The old Labrador seemed agitated. She could have sworn that, if anything, it was asking her to come inside.
Given what she had just found, common sense said to run and call the police. However, there was something wrong about the way that back door was wide open in the dead of winter. Her army training told her to assess the situation for risk, and investigate.
The curtains to the room beside the kitchen were only partly drawn. Torch in hand, her senses on hyper-alert, Rozie crept towards the window and peered through. The room beyond was similar to Katie’s living room in size, lit by a single table lamp with a wonky shade. The floor near the lamp was littered with dirty plates and a couple of empty wine bottles on their sides. She could just make out the stockinged feet of a man lying prone behind a battered sofa. The dog had gone back inside to sit beside him.
Rozie cautiously followed. The open door led into a small kitchen, where a shotgun lay on a table next to a neat array of cleaning rods and oils. More empty wine bottles neatly lined the skirting board in double rows. Beyond them, an open door gave on to the living room. Rozie saw the man as soon as she entered. She crouched down by his head and took in the pale, unshaven face.
She placed her fingers against his neck and found a faintly beating pulse.

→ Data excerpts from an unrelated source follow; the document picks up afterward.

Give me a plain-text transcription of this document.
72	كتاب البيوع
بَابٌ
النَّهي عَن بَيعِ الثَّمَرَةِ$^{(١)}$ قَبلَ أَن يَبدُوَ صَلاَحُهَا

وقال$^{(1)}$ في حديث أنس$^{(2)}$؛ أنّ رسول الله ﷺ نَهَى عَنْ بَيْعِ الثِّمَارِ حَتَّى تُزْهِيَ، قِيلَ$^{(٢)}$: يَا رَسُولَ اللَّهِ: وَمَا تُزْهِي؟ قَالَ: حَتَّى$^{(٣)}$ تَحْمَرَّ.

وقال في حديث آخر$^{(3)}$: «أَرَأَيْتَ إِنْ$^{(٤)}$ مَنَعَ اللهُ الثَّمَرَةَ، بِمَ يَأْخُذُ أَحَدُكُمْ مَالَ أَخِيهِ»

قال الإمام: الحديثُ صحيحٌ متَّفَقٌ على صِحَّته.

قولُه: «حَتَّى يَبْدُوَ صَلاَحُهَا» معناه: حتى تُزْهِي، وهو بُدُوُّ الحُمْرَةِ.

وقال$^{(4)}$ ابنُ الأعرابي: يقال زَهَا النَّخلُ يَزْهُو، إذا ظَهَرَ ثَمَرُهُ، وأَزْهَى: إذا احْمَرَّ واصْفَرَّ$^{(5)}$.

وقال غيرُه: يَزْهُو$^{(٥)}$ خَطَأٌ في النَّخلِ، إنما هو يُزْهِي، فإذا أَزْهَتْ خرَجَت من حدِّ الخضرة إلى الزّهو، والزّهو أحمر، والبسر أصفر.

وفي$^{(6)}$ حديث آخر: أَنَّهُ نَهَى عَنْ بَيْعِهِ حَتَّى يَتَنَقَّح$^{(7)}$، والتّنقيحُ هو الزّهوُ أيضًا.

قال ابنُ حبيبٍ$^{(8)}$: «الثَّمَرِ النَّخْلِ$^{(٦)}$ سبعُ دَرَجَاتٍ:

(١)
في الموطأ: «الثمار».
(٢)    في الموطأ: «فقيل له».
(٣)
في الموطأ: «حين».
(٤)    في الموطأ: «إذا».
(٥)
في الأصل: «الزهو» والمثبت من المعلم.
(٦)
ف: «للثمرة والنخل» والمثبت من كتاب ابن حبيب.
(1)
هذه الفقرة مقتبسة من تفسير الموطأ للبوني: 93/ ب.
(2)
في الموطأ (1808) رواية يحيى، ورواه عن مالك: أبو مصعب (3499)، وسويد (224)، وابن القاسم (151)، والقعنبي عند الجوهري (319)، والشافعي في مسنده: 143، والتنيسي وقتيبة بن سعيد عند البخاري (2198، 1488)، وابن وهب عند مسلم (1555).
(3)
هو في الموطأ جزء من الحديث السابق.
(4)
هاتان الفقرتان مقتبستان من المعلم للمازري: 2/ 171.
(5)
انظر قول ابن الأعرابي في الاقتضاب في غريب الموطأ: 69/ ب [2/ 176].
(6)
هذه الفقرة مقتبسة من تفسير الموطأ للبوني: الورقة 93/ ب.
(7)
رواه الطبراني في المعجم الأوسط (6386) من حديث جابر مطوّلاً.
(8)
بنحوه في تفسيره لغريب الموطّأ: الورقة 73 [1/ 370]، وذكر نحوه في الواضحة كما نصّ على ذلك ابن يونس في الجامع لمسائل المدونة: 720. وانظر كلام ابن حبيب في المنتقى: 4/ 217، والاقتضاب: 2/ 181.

Whatever had happened to him, he wasn’t going to do her any harm, tonight at least.
The Queen looked up from the last paper in her boxes and watched as a swirling, eddying cloud of knot birds made its way across a pale grey sky. The little sandpipers, named after King Canute of advancing tide fame, always amazed her with the complicated patterns they created overhead, forming living shapes that bent and melted in front of one’s eyes. They were a reminder of the limits of a sovereign’s powers, and also the great outdoors, and the fact that she wasn’t in it. The latter was a situation that she decided to remedy.

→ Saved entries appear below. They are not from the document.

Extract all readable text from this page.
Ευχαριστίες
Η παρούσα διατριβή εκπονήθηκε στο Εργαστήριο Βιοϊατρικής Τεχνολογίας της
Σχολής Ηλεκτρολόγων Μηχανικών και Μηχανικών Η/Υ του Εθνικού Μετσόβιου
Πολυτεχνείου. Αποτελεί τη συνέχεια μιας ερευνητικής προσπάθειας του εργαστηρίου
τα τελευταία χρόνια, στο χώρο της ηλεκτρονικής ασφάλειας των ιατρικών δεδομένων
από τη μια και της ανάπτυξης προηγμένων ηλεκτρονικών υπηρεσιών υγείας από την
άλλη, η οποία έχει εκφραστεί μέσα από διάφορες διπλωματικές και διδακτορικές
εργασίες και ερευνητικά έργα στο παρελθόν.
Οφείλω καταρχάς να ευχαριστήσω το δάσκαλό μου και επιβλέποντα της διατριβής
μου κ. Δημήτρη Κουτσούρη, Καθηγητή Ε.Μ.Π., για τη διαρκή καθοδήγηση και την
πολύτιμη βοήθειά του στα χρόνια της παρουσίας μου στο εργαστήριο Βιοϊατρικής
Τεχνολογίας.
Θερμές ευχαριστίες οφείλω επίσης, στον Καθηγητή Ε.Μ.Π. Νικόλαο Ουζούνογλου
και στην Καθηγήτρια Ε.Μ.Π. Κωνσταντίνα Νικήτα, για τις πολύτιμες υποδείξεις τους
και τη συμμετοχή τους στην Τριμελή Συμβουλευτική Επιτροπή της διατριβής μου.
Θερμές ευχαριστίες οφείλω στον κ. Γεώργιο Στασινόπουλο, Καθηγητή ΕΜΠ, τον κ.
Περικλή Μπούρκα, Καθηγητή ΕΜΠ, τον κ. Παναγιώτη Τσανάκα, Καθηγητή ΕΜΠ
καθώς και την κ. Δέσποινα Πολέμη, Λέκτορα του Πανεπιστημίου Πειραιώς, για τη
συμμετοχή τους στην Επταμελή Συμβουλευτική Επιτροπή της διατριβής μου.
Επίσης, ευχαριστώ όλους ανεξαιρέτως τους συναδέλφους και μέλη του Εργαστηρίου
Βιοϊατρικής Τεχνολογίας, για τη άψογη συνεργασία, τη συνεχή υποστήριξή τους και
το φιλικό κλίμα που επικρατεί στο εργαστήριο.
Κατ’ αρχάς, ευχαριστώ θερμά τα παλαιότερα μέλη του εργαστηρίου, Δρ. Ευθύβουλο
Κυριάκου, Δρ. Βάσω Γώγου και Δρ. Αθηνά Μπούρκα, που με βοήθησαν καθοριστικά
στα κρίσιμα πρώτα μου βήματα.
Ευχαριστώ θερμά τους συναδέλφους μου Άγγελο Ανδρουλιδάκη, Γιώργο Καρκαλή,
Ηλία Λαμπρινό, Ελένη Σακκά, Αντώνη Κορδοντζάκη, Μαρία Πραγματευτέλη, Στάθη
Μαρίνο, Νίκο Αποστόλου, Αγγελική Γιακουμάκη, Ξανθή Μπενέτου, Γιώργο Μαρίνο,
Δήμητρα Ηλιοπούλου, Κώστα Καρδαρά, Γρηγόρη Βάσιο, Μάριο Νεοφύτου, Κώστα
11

Along the corridor, the main reception rooms were quiet. The family and their guests, it seemed, were all outside already. She had assumed they were all on a happy hack across the fields, only for Mrs Maddox to inform her that the younger ones had gone shopping in Burnham Market. The constant desire to be in small, enclosed, overheated spaces was something she had never fully understood, when one could be spending time instead with animals. No matter. It gave her an excellent opportunity to visit the stud again.